Thursday, September 25, 2008

 

the widow's offering

I met some friends tonight for dinner at a pizza place on the drag and was disappointed to realize they no longer offered a "pizza by the slice" deal. With leftovers for the weekend in mind, I forked over the money for a 10 inch pepperoni pizza with tomatoes and artichoke hearts. As we were getting ready to leave, I noticed my friend was getting ready to throw her last 2 slices away just because she had picked off and eaten all the toppings. In typical college student fashion (we live for free food), I salvaged her slices and added them to my take-home box which already contained about half of my own pizza.

As I walked with my friends down the drag, a homeless man noticed the pizza box sitting comfortably under my arm and gently stopped me with a request for any food I could spare. Without even thinking, I opened my box and handed him my friend's 2 slices - the food that she had been about to throw away. As I was handing it to him, the man mentioned that he normally gets dinner from a church every Thursday but he missed it tonight and was very hungry. I sensed the genuineness in his voice and in that moment, was very grateful I could tangibly provide for his immediate need. However, as I caught up to my friends I started to think...

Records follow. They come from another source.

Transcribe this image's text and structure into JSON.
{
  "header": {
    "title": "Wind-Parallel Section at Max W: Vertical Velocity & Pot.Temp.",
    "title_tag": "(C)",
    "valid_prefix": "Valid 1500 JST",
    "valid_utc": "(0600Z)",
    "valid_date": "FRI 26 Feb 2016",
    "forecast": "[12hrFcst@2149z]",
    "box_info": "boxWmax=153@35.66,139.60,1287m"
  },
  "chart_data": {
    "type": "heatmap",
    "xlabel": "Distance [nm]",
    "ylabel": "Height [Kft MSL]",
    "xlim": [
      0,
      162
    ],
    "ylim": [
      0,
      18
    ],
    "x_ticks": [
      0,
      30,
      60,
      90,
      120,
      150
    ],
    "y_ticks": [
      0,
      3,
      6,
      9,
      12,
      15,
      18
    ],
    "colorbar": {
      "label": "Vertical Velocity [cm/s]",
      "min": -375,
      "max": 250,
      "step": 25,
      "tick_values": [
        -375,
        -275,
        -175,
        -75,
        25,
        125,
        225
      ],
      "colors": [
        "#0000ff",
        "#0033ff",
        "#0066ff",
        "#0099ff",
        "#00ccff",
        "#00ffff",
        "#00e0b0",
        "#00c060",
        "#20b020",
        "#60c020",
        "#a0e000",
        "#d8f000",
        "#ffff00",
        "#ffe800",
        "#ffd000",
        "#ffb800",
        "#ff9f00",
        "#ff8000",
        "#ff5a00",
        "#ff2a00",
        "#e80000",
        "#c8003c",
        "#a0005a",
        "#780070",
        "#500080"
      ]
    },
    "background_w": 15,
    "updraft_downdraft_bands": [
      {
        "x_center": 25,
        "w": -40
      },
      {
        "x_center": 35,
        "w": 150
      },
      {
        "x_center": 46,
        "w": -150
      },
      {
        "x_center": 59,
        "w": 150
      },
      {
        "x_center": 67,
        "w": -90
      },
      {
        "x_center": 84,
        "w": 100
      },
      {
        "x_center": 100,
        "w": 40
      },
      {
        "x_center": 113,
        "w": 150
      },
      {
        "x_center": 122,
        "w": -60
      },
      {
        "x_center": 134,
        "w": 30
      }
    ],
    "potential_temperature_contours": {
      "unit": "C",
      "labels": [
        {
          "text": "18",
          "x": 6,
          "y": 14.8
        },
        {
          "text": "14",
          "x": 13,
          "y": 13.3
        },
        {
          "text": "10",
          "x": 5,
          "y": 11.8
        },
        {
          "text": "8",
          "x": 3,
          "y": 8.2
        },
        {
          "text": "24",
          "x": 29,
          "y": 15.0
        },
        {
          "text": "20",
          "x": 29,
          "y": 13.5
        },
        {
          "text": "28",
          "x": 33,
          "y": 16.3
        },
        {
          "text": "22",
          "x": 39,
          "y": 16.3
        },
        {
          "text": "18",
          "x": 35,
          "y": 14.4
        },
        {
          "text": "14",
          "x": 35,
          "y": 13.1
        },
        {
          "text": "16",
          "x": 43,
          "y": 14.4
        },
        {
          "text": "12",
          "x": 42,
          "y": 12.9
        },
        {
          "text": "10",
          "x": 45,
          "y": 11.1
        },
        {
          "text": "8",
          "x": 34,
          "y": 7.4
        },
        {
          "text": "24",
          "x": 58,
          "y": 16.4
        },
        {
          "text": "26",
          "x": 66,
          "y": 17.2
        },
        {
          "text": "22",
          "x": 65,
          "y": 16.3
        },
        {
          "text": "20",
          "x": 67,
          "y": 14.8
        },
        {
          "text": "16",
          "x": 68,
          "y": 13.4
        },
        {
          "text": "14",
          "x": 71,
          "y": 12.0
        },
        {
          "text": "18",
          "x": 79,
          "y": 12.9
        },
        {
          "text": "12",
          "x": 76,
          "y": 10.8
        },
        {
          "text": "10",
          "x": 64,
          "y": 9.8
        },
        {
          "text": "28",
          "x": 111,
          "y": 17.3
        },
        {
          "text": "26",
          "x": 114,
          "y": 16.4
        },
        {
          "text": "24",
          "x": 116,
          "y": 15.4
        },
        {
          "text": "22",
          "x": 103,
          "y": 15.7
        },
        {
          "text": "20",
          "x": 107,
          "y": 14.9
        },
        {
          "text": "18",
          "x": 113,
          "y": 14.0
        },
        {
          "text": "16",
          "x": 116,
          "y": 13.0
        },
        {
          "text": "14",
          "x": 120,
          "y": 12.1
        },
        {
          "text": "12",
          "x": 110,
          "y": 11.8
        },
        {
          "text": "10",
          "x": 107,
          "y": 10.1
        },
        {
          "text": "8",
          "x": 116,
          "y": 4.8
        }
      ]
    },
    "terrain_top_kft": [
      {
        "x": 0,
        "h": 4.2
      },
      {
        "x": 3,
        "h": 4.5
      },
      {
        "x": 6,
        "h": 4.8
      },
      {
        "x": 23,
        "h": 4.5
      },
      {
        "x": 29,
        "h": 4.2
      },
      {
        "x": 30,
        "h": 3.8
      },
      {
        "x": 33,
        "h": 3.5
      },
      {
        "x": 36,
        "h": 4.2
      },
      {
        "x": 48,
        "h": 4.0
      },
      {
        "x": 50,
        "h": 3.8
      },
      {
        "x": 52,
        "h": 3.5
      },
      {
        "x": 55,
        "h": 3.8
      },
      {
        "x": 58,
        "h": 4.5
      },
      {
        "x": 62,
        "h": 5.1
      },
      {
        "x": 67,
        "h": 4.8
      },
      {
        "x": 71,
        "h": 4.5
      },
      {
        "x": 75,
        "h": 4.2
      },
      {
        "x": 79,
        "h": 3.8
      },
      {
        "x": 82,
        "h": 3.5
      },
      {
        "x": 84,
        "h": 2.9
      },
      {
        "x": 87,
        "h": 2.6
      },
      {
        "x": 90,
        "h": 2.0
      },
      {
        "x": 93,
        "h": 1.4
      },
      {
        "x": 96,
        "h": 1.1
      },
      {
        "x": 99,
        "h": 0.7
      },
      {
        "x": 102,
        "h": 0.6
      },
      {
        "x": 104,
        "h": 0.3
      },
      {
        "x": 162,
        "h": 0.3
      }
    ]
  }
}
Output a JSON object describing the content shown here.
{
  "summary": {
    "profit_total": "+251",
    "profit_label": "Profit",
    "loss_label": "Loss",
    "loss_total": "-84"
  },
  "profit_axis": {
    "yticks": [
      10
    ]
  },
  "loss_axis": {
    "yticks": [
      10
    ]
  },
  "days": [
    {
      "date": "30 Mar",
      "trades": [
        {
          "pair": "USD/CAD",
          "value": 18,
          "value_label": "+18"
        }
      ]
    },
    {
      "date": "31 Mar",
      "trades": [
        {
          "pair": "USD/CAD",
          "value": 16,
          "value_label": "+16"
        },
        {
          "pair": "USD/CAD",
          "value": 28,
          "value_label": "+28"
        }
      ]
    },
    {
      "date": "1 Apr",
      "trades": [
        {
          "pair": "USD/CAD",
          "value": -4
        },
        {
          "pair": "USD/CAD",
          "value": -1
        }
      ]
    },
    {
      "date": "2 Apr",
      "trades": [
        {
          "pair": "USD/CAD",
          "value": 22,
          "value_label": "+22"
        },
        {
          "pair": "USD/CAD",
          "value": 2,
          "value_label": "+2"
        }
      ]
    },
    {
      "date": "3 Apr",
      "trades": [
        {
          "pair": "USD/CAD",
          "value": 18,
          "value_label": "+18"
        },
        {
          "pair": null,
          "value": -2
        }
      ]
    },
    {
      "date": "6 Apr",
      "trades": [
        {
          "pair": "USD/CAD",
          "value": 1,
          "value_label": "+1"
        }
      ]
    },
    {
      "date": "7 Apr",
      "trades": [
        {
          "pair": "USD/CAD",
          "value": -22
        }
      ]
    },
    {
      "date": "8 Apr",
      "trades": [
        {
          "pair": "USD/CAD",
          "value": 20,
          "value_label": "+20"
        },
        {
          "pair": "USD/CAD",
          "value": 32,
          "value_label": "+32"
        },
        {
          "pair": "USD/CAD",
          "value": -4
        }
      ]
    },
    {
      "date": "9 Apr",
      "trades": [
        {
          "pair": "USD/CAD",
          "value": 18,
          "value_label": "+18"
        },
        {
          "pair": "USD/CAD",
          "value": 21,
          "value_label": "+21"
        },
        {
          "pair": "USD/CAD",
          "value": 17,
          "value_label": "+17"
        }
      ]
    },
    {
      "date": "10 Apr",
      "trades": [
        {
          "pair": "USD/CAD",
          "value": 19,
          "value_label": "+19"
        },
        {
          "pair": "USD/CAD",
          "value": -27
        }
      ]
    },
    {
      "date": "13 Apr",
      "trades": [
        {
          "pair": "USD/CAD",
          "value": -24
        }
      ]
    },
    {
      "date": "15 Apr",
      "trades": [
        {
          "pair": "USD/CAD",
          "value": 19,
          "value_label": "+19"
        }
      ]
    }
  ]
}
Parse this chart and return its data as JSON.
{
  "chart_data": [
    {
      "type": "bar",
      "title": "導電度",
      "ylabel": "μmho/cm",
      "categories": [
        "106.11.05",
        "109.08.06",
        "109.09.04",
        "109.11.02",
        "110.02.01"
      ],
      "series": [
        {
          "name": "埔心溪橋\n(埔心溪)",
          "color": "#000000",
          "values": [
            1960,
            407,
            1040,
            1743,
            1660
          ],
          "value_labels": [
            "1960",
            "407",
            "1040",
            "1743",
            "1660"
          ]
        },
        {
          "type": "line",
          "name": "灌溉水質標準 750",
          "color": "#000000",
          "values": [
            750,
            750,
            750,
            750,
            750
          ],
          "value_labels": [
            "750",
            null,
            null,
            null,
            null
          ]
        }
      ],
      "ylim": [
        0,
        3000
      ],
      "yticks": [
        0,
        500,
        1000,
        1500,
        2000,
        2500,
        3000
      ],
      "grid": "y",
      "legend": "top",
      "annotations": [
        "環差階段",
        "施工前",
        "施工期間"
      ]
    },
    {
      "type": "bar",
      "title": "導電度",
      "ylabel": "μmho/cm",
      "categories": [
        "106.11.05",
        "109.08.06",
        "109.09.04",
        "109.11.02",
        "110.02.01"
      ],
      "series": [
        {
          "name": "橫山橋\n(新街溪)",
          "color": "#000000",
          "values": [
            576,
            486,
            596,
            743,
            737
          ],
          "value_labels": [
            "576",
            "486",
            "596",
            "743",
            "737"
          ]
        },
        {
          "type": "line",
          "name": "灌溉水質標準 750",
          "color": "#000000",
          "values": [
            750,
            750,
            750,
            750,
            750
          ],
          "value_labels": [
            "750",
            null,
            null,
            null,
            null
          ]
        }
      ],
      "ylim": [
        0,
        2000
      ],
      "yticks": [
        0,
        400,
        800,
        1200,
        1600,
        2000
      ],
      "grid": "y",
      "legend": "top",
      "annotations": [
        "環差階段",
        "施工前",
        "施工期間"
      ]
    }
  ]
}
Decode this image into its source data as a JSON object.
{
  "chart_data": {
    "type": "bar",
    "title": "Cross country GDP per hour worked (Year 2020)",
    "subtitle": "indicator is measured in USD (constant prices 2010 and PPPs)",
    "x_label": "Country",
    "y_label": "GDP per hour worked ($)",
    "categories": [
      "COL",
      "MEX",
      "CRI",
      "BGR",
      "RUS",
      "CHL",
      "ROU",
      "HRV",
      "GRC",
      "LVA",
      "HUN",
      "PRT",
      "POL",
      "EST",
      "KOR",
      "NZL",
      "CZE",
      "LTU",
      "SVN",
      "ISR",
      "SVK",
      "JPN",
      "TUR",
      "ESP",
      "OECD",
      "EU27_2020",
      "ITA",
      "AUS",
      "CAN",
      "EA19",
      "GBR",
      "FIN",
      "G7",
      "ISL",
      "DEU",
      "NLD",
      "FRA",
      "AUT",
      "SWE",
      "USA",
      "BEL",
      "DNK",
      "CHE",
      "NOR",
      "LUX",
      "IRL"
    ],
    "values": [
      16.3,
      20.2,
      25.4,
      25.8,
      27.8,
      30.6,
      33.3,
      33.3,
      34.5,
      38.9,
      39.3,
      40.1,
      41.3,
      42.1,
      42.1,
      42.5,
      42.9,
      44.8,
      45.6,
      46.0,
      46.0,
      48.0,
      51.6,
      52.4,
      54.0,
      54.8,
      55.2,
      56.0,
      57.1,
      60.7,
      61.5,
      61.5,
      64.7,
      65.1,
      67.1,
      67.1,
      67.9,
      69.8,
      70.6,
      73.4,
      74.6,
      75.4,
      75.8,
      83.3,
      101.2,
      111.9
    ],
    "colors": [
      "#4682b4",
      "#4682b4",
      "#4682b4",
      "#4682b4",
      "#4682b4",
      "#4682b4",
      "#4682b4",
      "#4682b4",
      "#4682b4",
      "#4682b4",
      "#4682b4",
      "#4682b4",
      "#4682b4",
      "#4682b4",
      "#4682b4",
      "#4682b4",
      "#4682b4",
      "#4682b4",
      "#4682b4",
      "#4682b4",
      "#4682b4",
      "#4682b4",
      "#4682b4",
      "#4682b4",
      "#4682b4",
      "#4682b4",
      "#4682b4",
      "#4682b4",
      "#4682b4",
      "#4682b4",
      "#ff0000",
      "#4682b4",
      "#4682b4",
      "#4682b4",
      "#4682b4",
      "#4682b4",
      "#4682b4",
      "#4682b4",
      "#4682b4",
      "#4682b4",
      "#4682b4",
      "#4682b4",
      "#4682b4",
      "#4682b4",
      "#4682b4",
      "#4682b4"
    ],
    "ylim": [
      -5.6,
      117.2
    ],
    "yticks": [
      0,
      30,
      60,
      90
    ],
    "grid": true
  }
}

"Why didn't I give him some of MY pizza?"

In that moment I remembered one of the most straightforward lessons God had convicted me of this summer at Student Life camp: that God delights in us when we give out of our best and most valuable possessions, not just out of our abundance of wealth (Mark 12:41-44). After all, all I gave him was essentially cheese pizza and the pizza I had ordered was not only more fresh (I had gotten to the place 30 minutes later than everyone else), but it had meat and vegetable toppings which was more substantial and contained more protein. As I pondered this, another question entered my head,

"Why didn't I just give him the whole box?"

The whole box could have fed him for another day or two instead of simply 1 meal. I almost felt ashamed about forgoing such a unique opportunity to bless someone else. Not that I am condemning my action, but I really believe this incident was a divine appointment from God that He specifically purposed to reveal Truth to me.

Lord, my heart is pure. Open my eyes to more opportunities to honor You by giving my best to the "least of these."